6. Who should delay having a nasal spray vaccine for the flu?
Nasal spray vaccine for the flu should be avoided by children who have a runny or stuffy nose as the blocked nose might hinder the vaccine from entering the body. Children who have a wheeze must also delay the nasal spray until they have been wheeze-free for more than three days.
7. Is there any possibility the child may still get flu even if she gets the shots?
Yes, there is a small possibility that your child can get the flu, but it could be that of a strain that is different from the ones the vaccine has been created for.
8. Can a child get flu from the influenza vaccine?
It is impossible for your child to fall sick because of the weakened viruses in the vaccine. Your child may suffer from a runny nose or general fatigue, but even these symptoms are extremely mild when compared to that of the actual flu. The side effects will clear up within a few days.

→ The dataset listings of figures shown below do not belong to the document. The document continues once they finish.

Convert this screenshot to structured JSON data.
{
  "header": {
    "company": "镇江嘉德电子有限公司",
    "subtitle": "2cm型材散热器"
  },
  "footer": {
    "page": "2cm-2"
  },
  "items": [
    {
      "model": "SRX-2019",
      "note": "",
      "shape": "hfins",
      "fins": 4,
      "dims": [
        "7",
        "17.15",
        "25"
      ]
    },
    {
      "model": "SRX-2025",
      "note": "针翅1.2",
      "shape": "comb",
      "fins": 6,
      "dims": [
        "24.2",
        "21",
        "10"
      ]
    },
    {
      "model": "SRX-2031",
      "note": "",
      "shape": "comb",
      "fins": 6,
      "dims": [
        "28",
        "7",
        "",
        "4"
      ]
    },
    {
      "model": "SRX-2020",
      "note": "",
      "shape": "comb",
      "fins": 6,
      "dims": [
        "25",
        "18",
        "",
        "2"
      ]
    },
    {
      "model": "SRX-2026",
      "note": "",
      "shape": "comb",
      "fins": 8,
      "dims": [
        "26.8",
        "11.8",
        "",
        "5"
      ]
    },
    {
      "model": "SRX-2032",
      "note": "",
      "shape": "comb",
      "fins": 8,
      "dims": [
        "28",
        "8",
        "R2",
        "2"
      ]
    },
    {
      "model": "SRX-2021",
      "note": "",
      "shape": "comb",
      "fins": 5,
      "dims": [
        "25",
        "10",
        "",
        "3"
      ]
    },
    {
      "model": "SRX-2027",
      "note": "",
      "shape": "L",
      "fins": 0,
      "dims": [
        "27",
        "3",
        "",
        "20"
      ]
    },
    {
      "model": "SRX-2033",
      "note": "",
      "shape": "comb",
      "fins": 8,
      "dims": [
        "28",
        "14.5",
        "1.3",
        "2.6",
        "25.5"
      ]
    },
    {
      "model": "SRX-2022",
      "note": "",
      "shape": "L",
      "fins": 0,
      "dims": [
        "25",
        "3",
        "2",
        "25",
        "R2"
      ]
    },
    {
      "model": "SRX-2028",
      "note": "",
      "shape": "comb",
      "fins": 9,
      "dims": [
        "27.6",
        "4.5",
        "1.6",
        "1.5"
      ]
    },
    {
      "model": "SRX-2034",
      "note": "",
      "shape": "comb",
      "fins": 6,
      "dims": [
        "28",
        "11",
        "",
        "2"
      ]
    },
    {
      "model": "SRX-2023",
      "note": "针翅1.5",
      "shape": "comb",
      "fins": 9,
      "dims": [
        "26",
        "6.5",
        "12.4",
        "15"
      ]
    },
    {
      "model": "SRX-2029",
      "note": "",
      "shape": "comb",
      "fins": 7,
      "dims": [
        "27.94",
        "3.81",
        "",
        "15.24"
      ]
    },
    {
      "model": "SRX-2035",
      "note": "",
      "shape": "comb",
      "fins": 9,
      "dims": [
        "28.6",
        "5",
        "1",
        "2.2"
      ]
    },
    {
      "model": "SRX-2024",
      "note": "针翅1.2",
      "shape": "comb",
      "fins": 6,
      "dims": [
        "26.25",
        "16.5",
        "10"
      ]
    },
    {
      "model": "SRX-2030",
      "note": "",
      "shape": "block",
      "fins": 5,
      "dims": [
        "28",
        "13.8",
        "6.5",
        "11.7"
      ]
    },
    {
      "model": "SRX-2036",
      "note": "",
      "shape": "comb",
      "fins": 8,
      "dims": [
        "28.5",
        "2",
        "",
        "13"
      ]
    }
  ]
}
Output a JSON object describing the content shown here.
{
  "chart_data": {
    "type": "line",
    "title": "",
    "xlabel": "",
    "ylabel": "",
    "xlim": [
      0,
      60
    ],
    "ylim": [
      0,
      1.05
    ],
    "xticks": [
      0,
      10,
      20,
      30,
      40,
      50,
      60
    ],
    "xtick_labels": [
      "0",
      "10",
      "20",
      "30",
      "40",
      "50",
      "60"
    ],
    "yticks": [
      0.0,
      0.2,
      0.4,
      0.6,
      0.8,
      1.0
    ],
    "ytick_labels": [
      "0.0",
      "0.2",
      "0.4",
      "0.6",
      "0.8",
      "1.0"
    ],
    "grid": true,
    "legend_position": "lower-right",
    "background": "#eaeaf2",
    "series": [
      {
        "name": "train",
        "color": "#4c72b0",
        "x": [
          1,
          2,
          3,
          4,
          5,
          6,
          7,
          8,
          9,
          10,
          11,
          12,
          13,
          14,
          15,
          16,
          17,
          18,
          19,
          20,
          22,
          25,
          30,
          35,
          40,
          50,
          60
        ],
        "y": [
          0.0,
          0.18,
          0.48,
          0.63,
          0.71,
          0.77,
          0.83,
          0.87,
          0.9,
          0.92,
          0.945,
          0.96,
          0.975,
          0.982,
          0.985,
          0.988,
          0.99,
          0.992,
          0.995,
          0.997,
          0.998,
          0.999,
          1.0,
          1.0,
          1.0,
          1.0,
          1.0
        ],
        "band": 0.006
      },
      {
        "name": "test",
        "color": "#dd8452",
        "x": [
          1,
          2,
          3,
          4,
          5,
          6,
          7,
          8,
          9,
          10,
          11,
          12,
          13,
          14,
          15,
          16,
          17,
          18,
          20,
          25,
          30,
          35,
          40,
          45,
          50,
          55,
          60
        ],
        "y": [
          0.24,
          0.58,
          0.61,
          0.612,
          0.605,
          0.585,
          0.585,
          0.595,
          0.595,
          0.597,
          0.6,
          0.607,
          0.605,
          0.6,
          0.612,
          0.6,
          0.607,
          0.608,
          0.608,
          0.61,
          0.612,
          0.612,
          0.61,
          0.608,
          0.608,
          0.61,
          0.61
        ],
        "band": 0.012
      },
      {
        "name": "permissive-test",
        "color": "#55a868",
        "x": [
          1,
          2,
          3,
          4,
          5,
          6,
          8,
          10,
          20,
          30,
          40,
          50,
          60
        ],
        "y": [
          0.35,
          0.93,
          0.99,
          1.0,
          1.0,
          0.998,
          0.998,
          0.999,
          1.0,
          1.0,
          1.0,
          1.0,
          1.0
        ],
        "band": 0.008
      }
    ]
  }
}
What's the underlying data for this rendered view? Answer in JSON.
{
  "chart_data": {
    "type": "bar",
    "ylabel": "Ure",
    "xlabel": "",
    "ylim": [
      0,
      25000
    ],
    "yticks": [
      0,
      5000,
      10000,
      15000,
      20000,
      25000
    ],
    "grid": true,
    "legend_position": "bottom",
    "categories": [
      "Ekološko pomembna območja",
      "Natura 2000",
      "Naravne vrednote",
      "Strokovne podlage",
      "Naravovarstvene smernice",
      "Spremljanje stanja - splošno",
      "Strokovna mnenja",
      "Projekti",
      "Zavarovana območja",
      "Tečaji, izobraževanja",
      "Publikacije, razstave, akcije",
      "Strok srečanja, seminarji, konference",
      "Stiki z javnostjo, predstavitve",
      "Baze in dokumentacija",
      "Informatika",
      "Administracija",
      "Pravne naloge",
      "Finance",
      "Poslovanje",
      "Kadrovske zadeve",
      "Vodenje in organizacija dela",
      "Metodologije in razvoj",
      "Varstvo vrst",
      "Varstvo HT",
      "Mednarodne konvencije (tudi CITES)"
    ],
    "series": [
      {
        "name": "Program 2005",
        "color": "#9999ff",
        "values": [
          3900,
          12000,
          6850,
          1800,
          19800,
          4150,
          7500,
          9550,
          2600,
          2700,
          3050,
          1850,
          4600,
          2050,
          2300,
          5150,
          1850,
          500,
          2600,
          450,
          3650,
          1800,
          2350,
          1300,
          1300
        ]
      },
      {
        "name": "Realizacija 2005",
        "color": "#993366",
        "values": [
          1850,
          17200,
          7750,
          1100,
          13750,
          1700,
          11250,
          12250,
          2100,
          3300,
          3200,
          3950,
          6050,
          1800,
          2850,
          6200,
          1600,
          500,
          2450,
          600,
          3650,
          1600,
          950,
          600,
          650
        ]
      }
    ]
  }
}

9. Does a flu vaccine cause autism?
There has been no conclusive proof to link flu shots with autism. Every study has shown that both vaccinated and non-vaccinated children are at an equal risk of becoming autistic. Nowadays, vaccines are available even without any preservatives. Therefore, this isn’t a thing to worry about when getting a flu shot for your child.
10. Can a child get a flu vaccine at the same time as other vaccines?
Yes. However, it should be administered in a different place on your child’s body.
11. Can children with egg allergy get the influenza vaccine?
There have been no cases of children with egg allergies reacting adversely to the influenza vaccine. Do consult with your child’s doctor before deciding on any form of the vaccine.
The influenza vaccine can alleviate a lot of potential suffering for you and your child. The vaccine is especially recommended for children below the age of 5 years who are more susceptible to the various complications of influenza.